I’ve just seen the first really good scary movie of 2024. It’s called Out of Darkness and it’s set 45,000 years ago, in a prehistoric age when the land was “old and dark,” as one of the characters intones over a fire.
Let me just say that I love when this happens, when a cut-above genre movie emerges out of the dreck-y flotsam of the January/February movie season and sets the bar for the rest of the year. Last year it was M3GAN. In 2022 it was X (though we had to wait till March). In 2021, Saint Maud. The all-time example is Get Out in 2017—a still unmatched early-year surprise (that should have won best picture, dammit).
Out of Darkness, which is showing in limited theaters, is a survival tale: Six Paleolithic characters against a dark force hunting them when the sun goes down. And like any good late-night film, it takes no time to get moving, though let me first set a few things straight. This debut feature from the Scottish director Andrew Cumming is indeed set during the Stone Age, and so the characters speak an (invented) language, one devised with the help of an academic advisor and translated via subtitles. Are you down for 90 minutes of gibberish…or “Tola” (as it’s identified in the press notes, a mix of Arabic and Basque and Sanskrit)? I was first amused, and then quickly impressed with the actors’ fluency and commitment. Another thing: the cast—a highly athletic crew of mostly UK newcomers—do wear furs and tote spears, but it took me a moment to buy they were Paleolithic given how relatively kempt and attractive they all are.
No matter; this movie is a stylish, breathless wonder, shot in the stunning Scottish Highlands in spectral natural light and set to a percussive, thumping score. It’s more thriller than horror film, though there are bouts of visceral violence and when the group plunges into a old-growth forest, the Blair Witch vibes fully descend. The setup is efficiently explained: This small group—two brothers, one with his pregnant partner and his son, plus a teenage hanger-on and a shifty forager—have crossed a sea in search of fertile land, only to find an inhospitable landscape of cold winds and barren earth (Scotland, presumably, but not named). They are starving and desperate to find shelter in distant mountain caves, but something is out there, menacing their route.
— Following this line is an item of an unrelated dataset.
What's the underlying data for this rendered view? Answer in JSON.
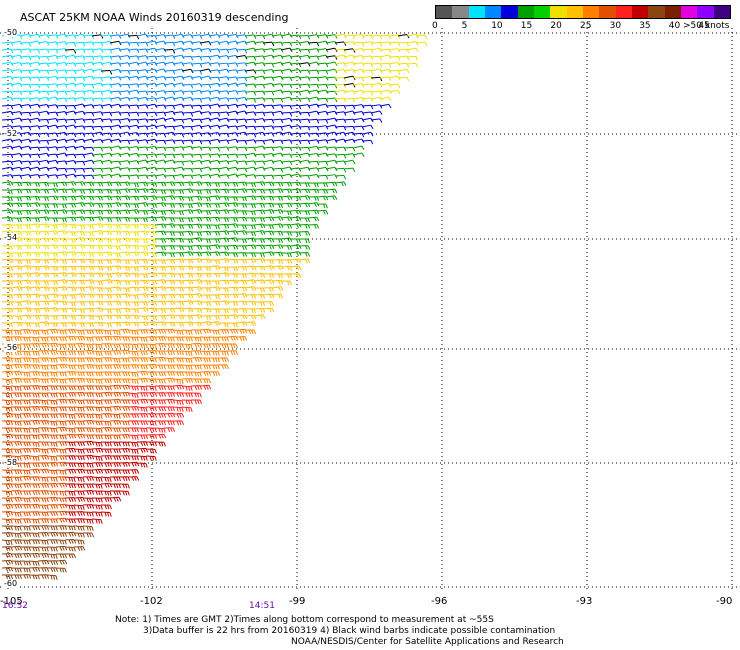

I loved how Cumming marries art-house sophistication with crowd-pleasing horror movie tropes—like the way the group is picked off one by one, and the order is in constant doubt. I also loved the way glimpses of the adversary—supernatural, bestial, or something else entirely—are doled out through mist, gloom, and shadow.
The movie looks amazing from the opening scene, but when the group braves the forest to save one of their own, the atmospherics are unparalleled: fugitive light, arboreal murk, and sounds that make you sit up. My only complaint with this beautifully engineered film is that a bit of didacticism creeps into the denouement. I wasn’t sure I needed Out of Darkness to teach me how a civilization is built (in Tola!), but forgive and forget: A movie this joltingly good deserves nothing but credit.